I’ve been using LUKS (Linux Unified Key Setup) for over a decade and I’ve found it rock-solid for hard drive encryption.  My settings of choice have evolved over the years and today I use a very modern set of options.  Cryptsetup, the administration interface to dmcrypt and LUKS, has a lot of options that let you really (shoot yourself in the foot) customise the configuration.  In general, for data drives I use keyfiles instead of passphrases and store an encrypted copy of the keyfile in a different building (virtual or otherwise) than the one in which the drive lives.  For root drives, I use a passphrase and store a copy of the LUKS header in a different building.

More recently, the dm-integrity (GitLab; Kernel; presentation) component enables even more assurance that your data is not silently becoming corrupted and I’ve started to enable that as well.  It’s noted as experimental so I use a very minor configuration that hasn’t (touch wood) caused problems to date.

One quick thing to note before diving into encryption – it’s important to establish your threat model when using encryption – for me, I’m simply trying to avoid any hiccups that could happen in the event that a drive is stolen.

First, I encrypt the drive using luksFormat.  I add a few custom commands for my particular risk tolerance of encryption strength.  If speed is a concern, you can first use cryptsetup benchmark and see which algorithms are most performant for your set up.  On my machine, argon2id + XTS was the best for reducing number of iterations on a key (if someone is trying to brute force your key) and for performance when reading and writing encrypted data.

Before doing the below, if you’re really paranoid, as per the cryptsetup FAQ (GitLab) you can over-write the hard drive with random data before getting started.

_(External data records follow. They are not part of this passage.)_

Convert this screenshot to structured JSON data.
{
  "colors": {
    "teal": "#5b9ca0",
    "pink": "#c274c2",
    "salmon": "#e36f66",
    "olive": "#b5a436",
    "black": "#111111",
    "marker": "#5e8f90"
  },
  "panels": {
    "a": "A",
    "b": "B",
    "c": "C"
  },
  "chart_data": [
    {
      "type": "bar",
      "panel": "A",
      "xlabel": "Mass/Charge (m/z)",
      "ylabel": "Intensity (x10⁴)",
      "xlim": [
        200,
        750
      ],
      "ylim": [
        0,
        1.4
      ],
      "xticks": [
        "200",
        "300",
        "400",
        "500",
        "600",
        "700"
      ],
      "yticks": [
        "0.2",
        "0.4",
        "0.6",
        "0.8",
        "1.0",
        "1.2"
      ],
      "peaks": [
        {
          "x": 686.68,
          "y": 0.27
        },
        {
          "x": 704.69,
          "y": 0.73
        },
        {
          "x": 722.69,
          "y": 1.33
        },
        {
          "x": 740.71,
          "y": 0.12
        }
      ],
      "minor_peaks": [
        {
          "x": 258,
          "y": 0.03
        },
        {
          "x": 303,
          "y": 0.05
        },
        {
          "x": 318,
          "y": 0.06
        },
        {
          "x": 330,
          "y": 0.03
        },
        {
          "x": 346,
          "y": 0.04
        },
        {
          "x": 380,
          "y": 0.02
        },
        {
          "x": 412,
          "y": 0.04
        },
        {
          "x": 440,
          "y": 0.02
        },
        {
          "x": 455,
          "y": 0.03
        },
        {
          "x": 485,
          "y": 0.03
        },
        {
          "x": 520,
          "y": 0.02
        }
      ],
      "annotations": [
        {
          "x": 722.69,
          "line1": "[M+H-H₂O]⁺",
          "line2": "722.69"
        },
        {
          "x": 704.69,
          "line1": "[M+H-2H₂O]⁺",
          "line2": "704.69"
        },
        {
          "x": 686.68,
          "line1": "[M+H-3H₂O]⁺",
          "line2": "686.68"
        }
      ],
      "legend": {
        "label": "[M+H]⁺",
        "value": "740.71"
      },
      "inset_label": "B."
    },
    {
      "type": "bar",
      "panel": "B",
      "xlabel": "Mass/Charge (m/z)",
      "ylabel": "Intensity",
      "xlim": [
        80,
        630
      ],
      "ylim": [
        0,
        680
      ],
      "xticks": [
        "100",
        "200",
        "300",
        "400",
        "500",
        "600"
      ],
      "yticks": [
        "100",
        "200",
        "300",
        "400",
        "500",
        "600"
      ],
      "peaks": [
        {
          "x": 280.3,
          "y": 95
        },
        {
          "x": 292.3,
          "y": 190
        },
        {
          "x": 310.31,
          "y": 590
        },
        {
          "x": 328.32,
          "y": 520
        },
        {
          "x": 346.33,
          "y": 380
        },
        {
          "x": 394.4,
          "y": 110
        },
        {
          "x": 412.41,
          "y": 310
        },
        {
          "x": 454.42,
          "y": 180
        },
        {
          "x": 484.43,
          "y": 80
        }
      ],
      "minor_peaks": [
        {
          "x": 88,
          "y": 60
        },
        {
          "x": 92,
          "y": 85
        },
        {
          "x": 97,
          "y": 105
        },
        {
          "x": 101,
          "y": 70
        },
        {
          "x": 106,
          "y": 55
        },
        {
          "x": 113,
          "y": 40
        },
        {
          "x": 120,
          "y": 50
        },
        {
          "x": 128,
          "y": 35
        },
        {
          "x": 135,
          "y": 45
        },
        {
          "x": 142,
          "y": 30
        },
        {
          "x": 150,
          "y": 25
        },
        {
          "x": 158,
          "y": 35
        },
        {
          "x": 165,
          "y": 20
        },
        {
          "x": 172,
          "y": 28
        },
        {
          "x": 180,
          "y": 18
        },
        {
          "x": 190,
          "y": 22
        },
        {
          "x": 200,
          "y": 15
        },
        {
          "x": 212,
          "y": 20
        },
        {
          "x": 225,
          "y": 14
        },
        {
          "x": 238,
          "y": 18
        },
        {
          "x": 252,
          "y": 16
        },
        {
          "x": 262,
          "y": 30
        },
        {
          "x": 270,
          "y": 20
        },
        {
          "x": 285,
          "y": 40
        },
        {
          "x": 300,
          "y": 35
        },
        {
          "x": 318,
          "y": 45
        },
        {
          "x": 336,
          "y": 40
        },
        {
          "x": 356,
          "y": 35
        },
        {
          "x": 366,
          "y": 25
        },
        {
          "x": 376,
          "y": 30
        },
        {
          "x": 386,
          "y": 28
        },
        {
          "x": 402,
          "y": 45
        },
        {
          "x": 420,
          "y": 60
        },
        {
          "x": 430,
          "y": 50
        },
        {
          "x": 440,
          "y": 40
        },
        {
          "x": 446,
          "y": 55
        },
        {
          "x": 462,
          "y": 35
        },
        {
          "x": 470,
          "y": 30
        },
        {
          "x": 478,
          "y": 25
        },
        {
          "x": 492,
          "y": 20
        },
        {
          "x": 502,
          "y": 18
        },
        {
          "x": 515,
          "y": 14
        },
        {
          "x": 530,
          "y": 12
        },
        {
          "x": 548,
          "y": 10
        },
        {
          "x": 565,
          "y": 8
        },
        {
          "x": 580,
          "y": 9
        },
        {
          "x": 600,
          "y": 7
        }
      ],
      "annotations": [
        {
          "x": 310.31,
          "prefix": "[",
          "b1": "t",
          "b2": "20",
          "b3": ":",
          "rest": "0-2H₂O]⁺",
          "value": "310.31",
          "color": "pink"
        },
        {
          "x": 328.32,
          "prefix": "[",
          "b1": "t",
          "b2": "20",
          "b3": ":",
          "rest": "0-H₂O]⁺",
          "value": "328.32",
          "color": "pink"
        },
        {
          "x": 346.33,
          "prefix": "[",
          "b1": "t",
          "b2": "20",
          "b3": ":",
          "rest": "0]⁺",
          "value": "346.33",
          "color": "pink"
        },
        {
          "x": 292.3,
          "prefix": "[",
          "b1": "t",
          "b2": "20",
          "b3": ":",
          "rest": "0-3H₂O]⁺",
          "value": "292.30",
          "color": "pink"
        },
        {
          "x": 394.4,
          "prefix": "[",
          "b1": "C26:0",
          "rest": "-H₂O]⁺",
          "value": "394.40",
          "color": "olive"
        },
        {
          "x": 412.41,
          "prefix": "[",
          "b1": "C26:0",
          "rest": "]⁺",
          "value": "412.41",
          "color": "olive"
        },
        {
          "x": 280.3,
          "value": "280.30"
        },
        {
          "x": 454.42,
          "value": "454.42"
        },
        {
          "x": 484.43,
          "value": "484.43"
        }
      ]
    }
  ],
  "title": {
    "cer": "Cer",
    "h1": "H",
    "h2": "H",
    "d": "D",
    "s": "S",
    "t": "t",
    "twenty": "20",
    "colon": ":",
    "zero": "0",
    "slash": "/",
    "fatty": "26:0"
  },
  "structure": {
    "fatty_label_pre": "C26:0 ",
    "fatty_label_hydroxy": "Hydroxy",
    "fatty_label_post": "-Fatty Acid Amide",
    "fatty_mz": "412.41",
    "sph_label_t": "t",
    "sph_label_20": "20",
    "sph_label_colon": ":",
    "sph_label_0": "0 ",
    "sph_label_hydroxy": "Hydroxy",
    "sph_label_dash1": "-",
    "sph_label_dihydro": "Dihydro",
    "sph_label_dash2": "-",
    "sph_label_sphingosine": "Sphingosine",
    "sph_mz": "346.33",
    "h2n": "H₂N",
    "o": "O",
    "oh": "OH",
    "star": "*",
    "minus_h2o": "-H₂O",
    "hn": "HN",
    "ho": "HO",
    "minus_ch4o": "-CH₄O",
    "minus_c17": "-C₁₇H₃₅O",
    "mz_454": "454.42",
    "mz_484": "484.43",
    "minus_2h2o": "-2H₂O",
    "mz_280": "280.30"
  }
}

cryptsetup open --type plain -d /dev/urandom /dev/sda sda_luks

dd if=/dev/zero of=/dev/mapper/sda_luks oflag=direct status=progress bs=1M

cryptsetup close sda_luks

cryptsetup --key-size 512 --hash whirlpool --iter-time 5000 --use-random --cipher aes-xts-plain64 --pbkdf-memory=4194304 --pbkdf=argon2id --integrity hmac-sha256 luksFormat --type luks2 /dev/sda

If it’s a data drive, I’ll generate a key-file and use that.

dd if=/dev/random of=./sda-keyfile bs=512

cryptsetup --key-size 512 --key-file ./sda-keyfile --hash whirlpool --iter-time 5000 --use-random --cipher aes-xts-plain64 --pbkdf-memory=4194304 --pbkdf=argon2id --integrity hmac-sha256 luksFormat --type luks2 /dev/sda

Next, I immediately back up the header and store it somewhere safe.

cryptsetup luksHeaderBackup --header-backup-file /root/sda_header.luksHeader /dev/sda

Now I can open the device and begin the partitioning and setting up the filesystem.

cryptsetup open --type luks2 /dev/sda sda_luks

Creating the filesystem

The final stage of this abstraction sandwich is to configure btrfs.  This is my favourite part: 1) because we’re almost done; and 2) because it’s the abstraction level I deal with the most.

A unique component of btrfs is that is presents a subvolume filesystem on top of the filesystem you see at the command line.  I usually don’t build the filesystem structure where the root filesystem is at top of the hierarchy, instead I create a tree like so:

/toplevel # the parent of all subvolumes

/toplevel/savestate # this is where snapshots are stored

/toplevel/rootfs # where the rootfs will go

/toplevel/data # where data is stored, in the case of a data drive

One thing I’ve learned from using btrfs is that if you don’t configure quotas, you will rarely know how much space you’ll save by deleting a given snapshots.  So when I usually enable that option when configuring the initial structure.

mkfs.btrfs --csum xxhash /dev/mapper/sda_luks
mkdir /toplevel
mount -o autodefrag=on,compress=lzo /dev/mapper/sda_luks /toplevel
btrfs quota enable /toplevel
btrfs subvolume create /toplevel/rootfs
btrfs subvolume create /toplevel/rootfs/gentoo
btrfs subvolume create /toplevel/savestate
btrfs subvolume create /toplevel/storage


And there you have it, a very simple but practical way of managing the longevity of your system with a systematic approach to formatting, partitioning, encrypting, and creating filesystems on your hard drives.